損失を申告しても、その年で切り捨てられます。
しかし白色申告においても、下記3つの損失に限り、3年間の繰越しが可能です。
- 変動所得
- 被災事業用資産の損失
- 雑損失
“損失”申告する際に気を付けることは?
“損失”申告をする前に、確認しておくべき3点を紹介します。
- 適用条件に該当するか
- 必要な添付書類は把握できているか
- 【青色申告者】青色申告控除金額を含めて計算していないか
①:適用条件に該当するか
“損失”申告を行うには、下記に該当していることが条件です。
- 繰越できる損失が生じている
- 損失が生じた年以後連続して、確定申告書を提出している
損失が生じた年以後に確定申告する際は、次のいずれの場合でも、別表第四表の提出が必要になります。
□ 損失が生じた翌年も、損失が生じている
□ 前年から繰越された損失額を今年の黒字から控除する
□ 翌年に繰越控除しても、繰越損失額が残っている
②:必要な添付書類は把握できているか
別表第四表を提出する際は、損失の種類により別途下記のような書類が必要です。
下記書類をクリックすると、国税庁が提供しているテンプレートを確認できます。
- 被災者事業用資産の損失…申告書第四表(損失申告用)付表(東日本大震災の被災者の方用)

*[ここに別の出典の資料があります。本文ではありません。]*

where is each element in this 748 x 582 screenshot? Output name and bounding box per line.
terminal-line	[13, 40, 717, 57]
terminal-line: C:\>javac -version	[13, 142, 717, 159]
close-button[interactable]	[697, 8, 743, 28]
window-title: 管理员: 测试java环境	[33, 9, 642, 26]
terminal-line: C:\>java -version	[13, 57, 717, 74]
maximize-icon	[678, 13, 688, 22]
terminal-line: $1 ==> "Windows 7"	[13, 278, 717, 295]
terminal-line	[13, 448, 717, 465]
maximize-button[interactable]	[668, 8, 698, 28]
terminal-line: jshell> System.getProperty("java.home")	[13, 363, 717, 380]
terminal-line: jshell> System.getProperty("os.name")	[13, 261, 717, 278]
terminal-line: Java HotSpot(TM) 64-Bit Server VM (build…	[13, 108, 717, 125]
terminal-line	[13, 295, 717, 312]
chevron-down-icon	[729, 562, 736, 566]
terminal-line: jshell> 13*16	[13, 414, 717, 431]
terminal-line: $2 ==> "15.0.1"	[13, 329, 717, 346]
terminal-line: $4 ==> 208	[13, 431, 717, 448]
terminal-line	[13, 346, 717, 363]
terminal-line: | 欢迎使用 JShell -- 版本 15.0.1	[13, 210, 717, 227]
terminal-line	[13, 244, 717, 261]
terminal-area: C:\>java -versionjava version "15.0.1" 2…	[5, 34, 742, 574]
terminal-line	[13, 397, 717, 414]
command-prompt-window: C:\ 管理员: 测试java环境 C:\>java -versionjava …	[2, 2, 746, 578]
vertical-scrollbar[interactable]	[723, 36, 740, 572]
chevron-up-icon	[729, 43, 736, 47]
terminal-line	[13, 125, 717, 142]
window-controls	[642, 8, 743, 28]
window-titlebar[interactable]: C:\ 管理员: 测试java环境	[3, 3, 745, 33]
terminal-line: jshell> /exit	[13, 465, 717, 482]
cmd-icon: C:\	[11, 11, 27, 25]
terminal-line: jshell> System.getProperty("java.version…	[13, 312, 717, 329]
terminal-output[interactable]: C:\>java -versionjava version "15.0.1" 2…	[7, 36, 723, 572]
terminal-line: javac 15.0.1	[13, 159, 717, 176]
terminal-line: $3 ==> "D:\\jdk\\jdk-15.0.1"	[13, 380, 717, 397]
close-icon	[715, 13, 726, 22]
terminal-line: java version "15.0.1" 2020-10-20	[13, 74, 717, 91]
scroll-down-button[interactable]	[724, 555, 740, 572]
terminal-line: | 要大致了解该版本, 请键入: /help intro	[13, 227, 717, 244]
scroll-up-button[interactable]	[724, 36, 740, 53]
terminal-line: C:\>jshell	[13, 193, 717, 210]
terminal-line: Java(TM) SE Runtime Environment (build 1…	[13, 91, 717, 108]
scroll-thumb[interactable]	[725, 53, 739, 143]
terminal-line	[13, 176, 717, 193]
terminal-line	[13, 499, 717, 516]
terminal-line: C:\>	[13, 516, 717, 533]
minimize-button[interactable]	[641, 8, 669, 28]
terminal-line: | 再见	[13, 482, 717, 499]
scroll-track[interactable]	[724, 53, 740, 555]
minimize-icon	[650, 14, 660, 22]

- 上場株式等に係る譲渡損失…確定申告書付表(上場株式等に係る譲渡損失の損益通算及び繰越控除用)
- 特定投資株式に係る譲渡損失…確定申告書付表(特定投資株式に係る譲渡損失の損益の通算及び繰越控除用)
- 先物取引・FXに係る損失…平成□年分の所得税の□申告書付表(先物取引に係る繰越損失用)
また還付金を受ける際は、どのパターンの還付金かによって、添付書類が異なります。
たとえば上記で紹介した「会社に勤めていたが、退職して個人事業主になった」場合は、源泉徴収票が必要など。
他の場合においては、国税庁/「還付申告」にてご確認ください。
③:【青色申告者】青色申告特別控除を含めて計算していないか
青色申告特別控除は、黒字の時に利益から差し引ける控除なので、赤字の場合には利用できません。
収入から費用を差し引いた金額が利益であれば、その金額から青色申告特別控除を差し引きます。
また収入から費用を差し引いて出た利益が、青色申告特別控除の金額よりも少ないと、利益は0ということになります。
〇:収入ー費用=利益>青色申告控除額=青色申告控除を利用しても残る利益に所得税率をかけて、納税額を算出。
×:収入ー費用=利益<青色申告控除額=利益は0なので、納税額も損失もなし。
青色申告特別控除の金額でマイナスになった分は「損失にならない」と覚えておきましょう。